"A fender! Ay, ay, that settles the queistion," said Leeby; "I'll warrant the fender was for Chirsty's parlour. It's preyed on Chirsty's mind, they say, this fower-and-thirty year 'at she doesna hae a richt parlour fender."

"Leeby, look! That's Robbie Tosh wi' the barrow. He has a michty load o' luggage. Am thinkin' the minister's bound for Tilliedrum."

"Na, he's no, he's gaen to Edinbory, as ye micht ken by the bandbox. That'll be his mither's bonnet he's takkin' back to get altered. Ye'll mind she was never pleased wi' the set o' the flowers."

"Weel, weel, here comes the minister himsel, an' very snod he is. Ay, Marget's been puttin' new braid on his coat, an' he's carryin' the sma' black bag he bocht in Dundee last year: he'll hae's nicht-shirt an' a comb in't, I dinna doot. Ye micht rin to the corner, Leeby, an' see if he cries in at Jess McTaggart's in passin'."

"It's my opeenion," said Leeby, returning excitedly from the corner, "'at the lad Wilkie's no to be preachin' the morn, after a'. When I gangs to the corner, at ony rate, what think ye's the first thing I see but the minister an' Sam'l Duthie meetin' face to face?

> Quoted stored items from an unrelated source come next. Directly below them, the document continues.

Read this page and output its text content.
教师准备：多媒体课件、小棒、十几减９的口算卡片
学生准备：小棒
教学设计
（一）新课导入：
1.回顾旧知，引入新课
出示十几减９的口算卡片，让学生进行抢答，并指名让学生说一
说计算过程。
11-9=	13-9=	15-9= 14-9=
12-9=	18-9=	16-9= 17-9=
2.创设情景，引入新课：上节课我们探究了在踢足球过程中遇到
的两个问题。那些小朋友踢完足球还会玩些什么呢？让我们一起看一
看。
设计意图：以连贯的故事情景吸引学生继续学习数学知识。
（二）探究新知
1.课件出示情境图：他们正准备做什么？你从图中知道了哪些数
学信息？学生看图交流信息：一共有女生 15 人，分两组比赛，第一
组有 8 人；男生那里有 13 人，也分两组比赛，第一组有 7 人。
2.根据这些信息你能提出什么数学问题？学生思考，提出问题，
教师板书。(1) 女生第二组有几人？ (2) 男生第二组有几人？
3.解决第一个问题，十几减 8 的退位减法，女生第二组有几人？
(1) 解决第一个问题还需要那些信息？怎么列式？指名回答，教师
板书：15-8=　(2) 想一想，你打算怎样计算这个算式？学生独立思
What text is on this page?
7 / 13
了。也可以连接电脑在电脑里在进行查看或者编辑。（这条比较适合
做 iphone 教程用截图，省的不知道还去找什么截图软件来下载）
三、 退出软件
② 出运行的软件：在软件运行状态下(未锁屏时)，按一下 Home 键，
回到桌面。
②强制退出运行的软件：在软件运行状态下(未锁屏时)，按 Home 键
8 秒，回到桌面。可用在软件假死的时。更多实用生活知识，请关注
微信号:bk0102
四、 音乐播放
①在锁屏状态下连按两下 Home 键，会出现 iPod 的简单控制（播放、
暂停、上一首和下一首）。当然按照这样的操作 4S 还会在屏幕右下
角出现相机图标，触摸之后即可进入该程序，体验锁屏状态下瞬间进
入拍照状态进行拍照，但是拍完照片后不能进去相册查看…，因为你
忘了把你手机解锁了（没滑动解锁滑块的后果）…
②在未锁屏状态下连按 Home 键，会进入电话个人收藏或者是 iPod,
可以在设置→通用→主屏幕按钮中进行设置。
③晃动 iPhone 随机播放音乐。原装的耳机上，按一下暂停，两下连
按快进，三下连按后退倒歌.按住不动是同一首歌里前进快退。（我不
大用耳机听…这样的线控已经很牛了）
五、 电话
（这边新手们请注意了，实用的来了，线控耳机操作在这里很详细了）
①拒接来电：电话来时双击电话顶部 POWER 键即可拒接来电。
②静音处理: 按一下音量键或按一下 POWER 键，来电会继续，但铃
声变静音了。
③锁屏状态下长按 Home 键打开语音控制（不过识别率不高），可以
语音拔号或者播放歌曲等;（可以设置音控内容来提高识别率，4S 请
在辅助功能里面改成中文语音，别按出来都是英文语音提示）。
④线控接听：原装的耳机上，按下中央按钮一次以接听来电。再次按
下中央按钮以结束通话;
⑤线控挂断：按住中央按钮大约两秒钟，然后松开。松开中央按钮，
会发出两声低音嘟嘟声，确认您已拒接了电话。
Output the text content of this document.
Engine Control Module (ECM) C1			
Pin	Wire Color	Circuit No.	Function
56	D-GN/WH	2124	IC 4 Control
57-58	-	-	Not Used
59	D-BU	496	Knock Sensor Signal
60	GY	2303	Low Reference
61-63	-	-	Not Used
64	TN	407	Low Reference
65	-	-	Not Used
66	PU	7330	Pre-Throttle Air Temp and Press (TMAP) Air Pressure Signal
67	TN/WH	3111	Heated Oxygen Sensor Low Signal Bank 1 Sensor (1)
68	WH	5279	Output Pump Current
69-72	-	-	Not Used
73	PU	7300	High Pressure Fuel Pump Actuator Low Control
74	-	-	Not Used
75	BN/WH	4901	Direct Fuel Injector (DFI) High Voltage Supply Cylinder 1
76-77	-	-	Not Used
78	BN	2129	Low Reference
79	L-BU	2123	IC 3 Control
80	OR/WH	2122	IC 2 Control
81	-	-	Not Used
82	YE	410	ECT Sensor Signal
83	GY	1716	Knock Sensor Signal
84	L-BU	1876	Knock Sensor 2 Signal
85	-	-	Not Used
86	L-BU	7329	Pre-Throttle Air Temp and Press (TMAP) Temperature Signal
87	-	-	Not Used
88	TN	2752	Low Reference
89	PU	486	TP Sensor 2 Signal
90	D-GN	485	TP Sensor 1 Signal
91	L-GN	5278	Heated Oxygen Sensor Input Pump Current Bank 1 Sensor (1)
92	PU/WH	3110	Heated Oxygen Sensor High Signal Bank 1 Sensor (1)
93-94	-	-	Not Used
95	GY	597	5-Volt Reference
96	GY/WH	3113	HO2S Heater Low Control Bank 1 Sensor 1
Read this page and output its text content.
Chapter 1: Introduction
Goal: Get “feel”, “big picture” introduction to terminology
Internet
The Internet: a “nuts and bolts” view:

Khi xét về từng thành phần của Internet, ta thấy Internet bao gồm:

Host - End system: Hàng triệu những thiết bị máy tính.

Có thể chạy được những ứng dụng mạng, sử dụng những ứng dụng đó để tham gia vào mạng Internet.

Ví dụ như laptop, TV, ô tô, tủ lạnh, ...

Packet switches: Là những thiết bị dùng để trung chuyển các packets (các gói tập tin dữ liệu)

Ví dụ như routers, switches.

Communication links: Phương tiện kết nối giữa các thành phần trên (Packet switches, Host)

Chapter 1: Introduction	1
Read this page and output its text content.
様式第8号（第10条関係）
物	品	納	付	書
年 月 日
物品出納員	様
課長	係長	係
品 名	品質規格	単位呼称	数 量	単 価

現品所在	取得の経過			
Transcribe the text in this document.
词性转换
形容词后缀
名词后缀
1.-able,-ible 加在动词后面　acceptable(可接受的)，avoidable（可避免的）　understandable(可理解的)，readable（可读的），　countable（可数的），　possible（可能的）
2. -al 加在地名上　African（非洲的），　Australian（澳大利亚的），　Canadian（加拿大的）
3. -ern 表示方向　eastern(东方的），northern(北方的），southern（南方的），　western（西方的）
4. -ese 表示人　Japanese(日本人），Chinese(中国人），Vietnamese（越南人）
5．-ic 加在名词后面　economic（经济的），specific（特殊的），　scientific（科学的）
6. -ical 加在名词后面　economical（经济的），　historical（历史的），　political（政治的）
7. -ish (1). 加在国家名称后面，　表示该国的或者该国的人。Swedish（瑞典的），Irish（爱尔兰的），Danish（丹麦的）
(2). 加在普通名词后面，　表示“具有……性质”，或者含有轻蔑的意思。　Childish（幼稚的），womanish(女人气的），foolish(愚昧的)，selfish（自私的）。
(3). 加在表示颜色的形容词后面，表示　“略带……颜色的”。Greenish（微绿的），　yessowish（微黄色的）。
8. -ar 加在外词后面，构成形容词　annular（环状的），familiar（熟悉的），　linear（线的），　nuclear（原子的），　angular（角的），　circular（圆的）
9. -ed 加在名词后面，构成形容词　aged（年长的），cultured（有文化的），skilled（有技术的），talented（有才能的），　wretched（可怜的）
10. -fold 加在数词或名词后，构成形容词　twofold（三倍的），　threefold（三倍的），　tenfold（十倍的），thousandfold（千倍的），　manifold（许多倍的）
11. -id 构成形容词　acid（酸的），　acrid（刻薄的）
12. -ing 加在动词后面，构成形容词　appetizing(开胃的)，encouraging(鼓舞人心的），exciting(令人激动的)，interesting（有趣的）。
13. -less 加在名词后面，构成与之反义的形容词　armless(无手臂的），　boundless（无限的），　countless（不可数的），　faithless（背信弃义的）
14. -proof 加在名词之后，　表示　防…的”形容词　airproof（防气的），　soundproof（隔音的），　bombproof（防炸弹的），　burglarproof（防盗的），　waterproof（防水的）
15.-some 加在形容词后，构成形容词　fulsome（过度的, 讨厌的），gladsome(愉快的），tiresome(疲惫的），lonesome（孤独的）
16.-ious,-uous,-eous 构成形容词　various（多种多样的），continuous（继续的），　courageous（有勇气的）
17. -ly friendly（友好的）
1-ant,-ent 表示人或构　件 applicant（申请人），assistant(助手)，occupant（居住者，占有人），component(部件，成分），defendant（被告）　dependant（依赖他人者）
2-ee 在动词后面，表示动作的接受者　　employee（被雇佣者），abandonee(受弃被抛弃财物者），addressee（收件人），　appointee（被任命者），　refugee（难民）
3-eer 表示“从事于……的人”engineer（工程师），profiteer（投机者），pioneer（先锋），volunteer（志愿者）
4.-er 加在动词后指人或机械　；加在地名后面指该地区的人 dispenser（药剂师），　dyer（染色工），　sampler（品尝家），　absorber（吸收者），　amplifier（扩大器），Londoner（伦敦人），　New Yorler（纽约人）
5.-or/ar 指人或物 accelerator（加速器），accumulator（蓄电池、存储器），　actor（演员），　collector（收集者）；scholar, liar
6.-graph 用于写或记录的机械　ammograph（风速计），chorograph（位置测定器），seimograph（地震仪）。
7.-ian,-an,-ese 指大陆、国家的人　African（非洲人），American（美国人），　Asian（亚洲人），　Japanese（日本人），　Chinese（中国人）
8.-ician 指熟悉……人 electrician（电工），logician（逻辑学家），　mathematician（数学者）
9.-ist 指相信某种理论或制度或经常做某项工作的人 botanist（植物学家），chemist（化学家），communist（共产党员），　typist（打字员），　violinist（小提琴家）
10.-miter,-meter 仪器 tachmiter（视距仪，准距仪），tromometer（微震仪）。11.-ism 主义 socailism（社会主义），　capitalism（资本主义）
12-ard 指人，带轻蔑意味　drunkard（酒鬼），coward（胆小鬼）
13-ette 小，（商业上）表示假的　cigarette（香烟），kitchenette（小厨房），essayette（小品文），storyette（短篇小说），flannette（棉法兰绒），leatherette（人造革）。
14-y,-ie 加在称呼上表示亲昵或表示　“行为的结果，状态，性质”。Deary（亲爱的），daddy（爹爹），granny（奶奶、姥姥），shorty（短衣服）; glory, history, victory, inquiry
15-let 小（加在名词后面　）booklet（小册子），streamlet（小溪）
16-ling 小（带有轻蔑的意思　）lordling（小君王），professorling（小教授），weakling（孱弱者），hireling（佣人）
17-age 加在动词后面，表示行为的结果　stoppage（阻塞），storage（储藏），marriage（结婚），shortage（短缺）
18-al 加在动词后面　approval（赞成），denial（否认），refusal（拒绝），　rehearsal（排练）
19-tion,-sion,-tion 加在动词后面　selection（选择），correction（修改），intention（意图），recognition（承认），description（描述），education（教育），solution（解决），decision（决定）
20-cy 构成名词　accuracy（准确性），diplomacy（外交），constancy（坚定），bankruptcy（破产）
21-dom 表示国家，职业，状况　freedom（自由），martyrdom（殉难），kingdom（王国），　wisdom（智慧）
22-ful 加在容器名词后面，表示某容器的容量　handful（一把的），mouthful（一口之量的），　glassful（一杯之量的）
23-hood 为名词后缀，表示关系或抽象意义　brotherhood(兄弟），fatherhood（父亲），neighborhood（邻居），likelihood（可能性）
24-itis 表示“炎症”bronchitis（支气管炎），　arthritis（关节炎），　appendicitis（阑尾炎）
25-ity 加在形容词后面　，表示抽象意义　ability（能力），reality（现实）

Ay, weel, it's gospel am tellin' ye when I say as Sam'l flung back his head an' walkit richt by the minister!"

"Losh keep's a', Leeby; ye say that? They maun hae haen a quarrel."

"I'm thinkin' we'll hae Mr. Skinner i' the poopit the morn after a'."

"It may be, it may be. Ay, ay, look, Leeby, whatna bit kimmer's that wi' the twa jugs in her hand?"

"Eh? Ou, it'll be Lawyer Ogilvy's servant lassieky gaen to the farm o' T'nowhead for the milk. She gangs ilka Saturday nicht. But what did ye say—twa jugs? Tod, let's see! Ay, she has so, a big jug an' a little ane. The little ane 'll be for cream; an', sal, the big ane's bigger na usual."

"There maun be something gaen on at the lawyer's if they're buyin' cream, Leeby. Their reg'lar thing's twopence worth o' milk."